Stragen leaned back in his saddle and laughed. Then he went on. ‘The Atans prized other characteristics as well – ability, strength, aggressiveness and homicidal vindictiveness. It’s strange how the combination worked out. If you stop and think about it, you’ll realise that Mirtai’s really a rather sweet girl. She’s warm and affectionate, she really cares about her friends, and she’s strikingly beautiful. She’s got certain triggers built into her, though, and when somebody trips one of those triggers, she starts killing people. The Atan breeding programme finally went too far, I guess. The Atans become so aggressive that they started killing each other, and since such aggressiveness can’t be restricted to one sex, the women were as bad as the men. It got to the point that there was no such thing in Atan as a mild disagreement. They’d kill each other over weather predictions.’ He smiled. ‘Oscagne told me that the world discovered just how savage Atan women were in the twelfth century. A large band of Arjuni slavers attacked a training camp for adolescent Atan females – the sexes are separated during training in order to avoid certain complications. Anyway, those half-grown Atan girls – most of them barely over six feet tall – slaughtered most of the Arjuni and then sold the rest to the Tamuls as eunuchs.’

‘The slavers were eunuchs?’ Kalten asked with some surprise.

‘No, Kalten,’ Stragen explained patiently. ‘They weren’t eunuchs until after the girls captured them.’

‘Little girls did that?’ Kalten’s expression was one of horror.
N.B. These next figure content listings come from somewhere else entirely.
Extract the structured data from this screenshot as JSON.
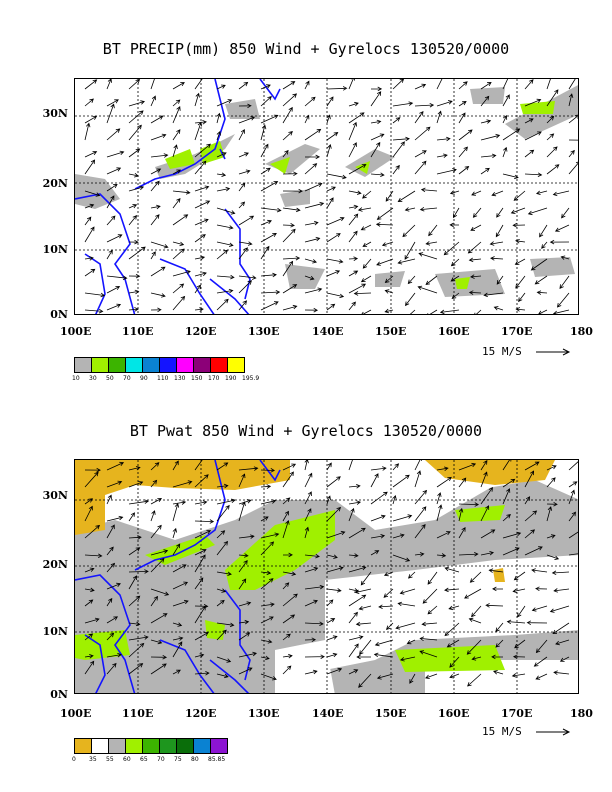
{
  "panels": [
    {
      "title": "BT PRECIP(mm) 850 Wind + Gyrelocs 130520/0000",
      "x_ticks": [
        "100E",
        "110E",
        "120E",
        "130E",
        "140E",
        "150E",
        "160E",
        "170E",
        "180"
      ],
      "y_ticks": [
        "0N",
        "10N",
        "20N",
        "30N"
      ],
      "reference_vector": "15 M/S",
      "colorbar": {
        "colors": [
          "#b4b4b4",
          "#a0f000",
          "#3cb400",
          "#00e6e6",
          "#0a82d2",
          "#1414ff",
          "#ff00ff",
          "#8c0078",
          "#ff0000",
          "#ffff00"
        ],
        "labels": [
          "10",
          "30",
          "50",
          "70",
          "90",
          "110",
          "130",
          "150",
          "170",
          "190",
          "195.9"
        ]
      }
    },
    {
      "title": "BT Pwat 850 Wind + Gyrelocs 130520/0000",
      "x_ticks": [
        "100E",
        "110E",
        "120E",
        "130E",
        "140E",
        "150E",
        "160E",
        "170E",
        "180"
      ],
      "y_ticks": [
        "0N",
        "10N",
        "20N",
        "30N"
      ],
      "reference_vector": "15 M/S",
      "colorbar": {
        "colors": [
          "#e6b41e",
          "#ffffff",
          "#b4b4b4",
          "#a0f000",
          "#3cb400",
          "#1e961e",
          "#0a6e0a",
          "#0a82d2",
          "#8c14d2"
        ],
        "labels": [
          "0",
          "35",
          "55",
          "60",
          "65",
          "70",
          "75",
          "80",
          "85.85"
        ]
      }
    }
  ],
  "chart_data": [
    {
      "type": "heatmap",
      "title": "BT PRECIP(mm) 850 Wind + Gyrelocs 130520/0000",
      "xlim": [
        100,
        180
      ],
      "ylim": [
        0,
        35
      ],
      "x_ticks": [
        "100E",
        "110E",
        "120E",
        "130E",
        "140E",
        "150E",
        "160E",
        "170E",
        "180"
      ],
      "y_ticks": [
        "0N",
        "10N",
        "20N",
        "30N"
      ]
    },
    {
      "type": "heatmap",
      "title": "BT Pwat 850 Wind + Gyrelocs 130520/0000",
      "xlim": [
        100,
        180
      ],
      "ylim": [
        0,
        35
      ],
      "x_ticks": [
        "100E",
        "110E",
        "120E",
        "130E",
        "140E",
        "150E",
        "160E",
        "170E",
        "180"
      ],
      "y_ticks": [
        "0N",
        "10N",
        "20N",
        "30N"
      ]
    }
  ]
}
‘They weren’t exactly babies, Kalten. They were old enough to know what they were doing. Anyway, the Atans had a very wise king in the fifteenth century. He saw that his people were on the verge of self-destruction. He made contact with the Tamul government and surrendered his people into perpetual slavery – to save their lives.’

‘A little extreme,’ Ulath noted.

‘There are several kinds of slavery, Ulath. Here in Atan, it’s institutionalised. The Tamuls tell the Atans where to go and whom to kill, and they can usually find a reason to deny petitions by individual Atans to slaughter each other. That’s about as far as it really goes. It’s a good working arrangement. The Atan race survives, and the Tamuls get the finest infantry in the world.’

Talen was frowning. ‘The Atans are terribly impressed with size, you said.’